TECH | Stop using JPA/Hibernate · Blog de Laurent Stemmer

Here an example of a JPA entity (using Lombok for “simplicity”): <sarcasm quotes mine>

@Entity
@Table("offer")
@EqualsAndHashcode
@NoArgsConstructor // for Hibernate
@Setter // for Hibernate
@Getter
public class BankAccount {
    @Id
    @Column("id")
    private String id;
    @Column("opened")
    private boolean opened;
    @OneToMany(fetch = LAZY) // ...simplified
    private Set ownerIds;
}

Source: TECH | Stop using JPA/Hibernate · Blog de Laurent Stemmer

Through a very long series of unfortunate circumstances, I was backed into using Java/Spring/Hibernate/Angular in a doomed project. This page had me nodding my head in agreement, and this code reminded me of the Lombock portion, which was its own special nightmare. I just went looking for what I had written for that project, and it would appear that I’ve totally deleted it. I normally keep everything, so I can go back and refresh my mind when I recall some particular technique I’ve used in the past, so this should tell you something about the brain damage using this stack will incur.

I’m going to digress to setup a point. I used gvim for many years, with a complicated setup, using NerdTree and several other plugins, to give me a UI with my project’s directory on the left side, and tabs of open files on the right. At some point, I got tired of fiddling with the configuration, and finally started using someone’s massive-but-well-integrated ~/.vim configuration from a GitHub repo. Finally, I realized that I was spending all this time and effort on making gvim work just like ST did out of the box, and I could just start with that. So I did. While I’ve flirted with other editors (notably, Visual Studio Code, and the excellent IntelliJ, while working on Java), I’ve basically stuck with it for about 7 years now.

Here’s the parallel. The thing that fans of the Java ecosystem can’t admit to themselves is that this whole stack: Java, Spring, Hibernate, Lombock, Javascript, AngularJS, etc., et. al., ad naseum… is all just a terrible pile of Jenga blocks which putatively exist to give you a functional environment like… wait for it… Ruby on Rails! Lock, stock, and out of the box. It seems to me that the motivation of people who still like to use gvim when Sublime Text and Visual Studio Code exist is the same sort of motivation of people who like to use a Java stack over something like Rails. Maybe they’ve done it so long, they can bang out the boilerplate with their eyes closed. Maybe they like the way you have to do everything explicitly. Maybe it makes them feel like a hacker.

All of the code above reduces to this in Rails:

class BankAccount < ApplicationRecord
    self.table_name = 'offer'
    belongs_to :owner
end

In an absolutely brilliant display of one of the biggest problems with using this Java stack, I went to remind myself what the @Table("offer") directive does. I think it might specify the actual SQL database table name storing the instances of this object, but I literally can’t find any references to this pattern in the Lombok documentation. It is only through inferring it from a StackOverflow question that I am reasonably confident that this is, in fact, what it’s doing. And if it weren’t for Spring and Hibernate and Lombok, there’d be about a hundred more lines of boilerplate code in that single class file.

The top comment thread on the HN discussion about this blog post points out just how bad of an ORM Hibernate actually is. With 15 years of experience with Rails under my belt, I can assure you that almost none of those issues apply to ActiveRecord. Of course, I’ve seen people complain about AR, but I think their arguments are always exaggerated, and probably come from a place of general discontent with having to use Rails at all. People like to complain that Ruby is “slow” because it is interpreted, but it’s precisely that on-the-fly reflection that allows ActiveRecord to be so good at being an easily-programmed and powerful ORM. It’s trading machine time for ease of development and readability, and I have yet to see a situation where that was a bad tradeoff.

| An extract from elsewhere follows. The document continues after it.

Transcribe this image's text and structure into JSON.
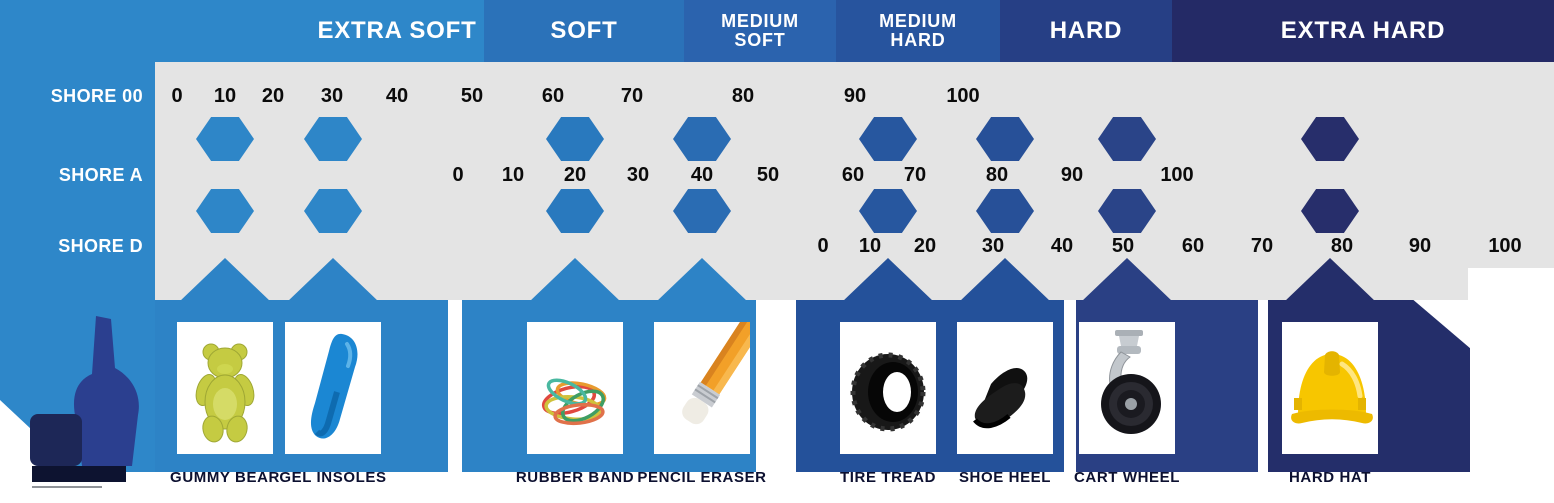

While I’m on the subject of ORM’s, I find EntityFramework just as bad as Hibernate. I suppose it’s just the nature of an ORM in the context of a compiled language. After giving it a real college try, I gave up on it. I wrote a serious application in Visual Basic and C# which accessed the database through a library of functions wrapping raw SQL, and called them from the WinForms side, and it worked out very well. I’m glad I didn’t try to force EF to work.

So, sure, rag on Rails. Call it slow. And, yes, compiled Java will always be technically faster than interpreted Ruby, but all the Java web sites I have to interact with are noticeably laggy and sluggish, compared to my apps, so there’s something to be said about implementation. And, while a whole team of Java devs are still writing class files, in both Java and Javascript, for their object model, I’m done with my app, and moving on to the next one.

So, yes, by all means, please stop using JPA/Hibernate, but, I would go one step further, and advise people to just stop using Java for web apps entirely. That horse got passed 15 years ago. Even if you don’t like Rails, there are at least a few other stacks that would be far more productive than Java for web apps these days. Heck, I’d try to do Javascript on the frontend and backend before I’d try doing Java again. <shiver>

And that’s my “2 minutes of hate” for today.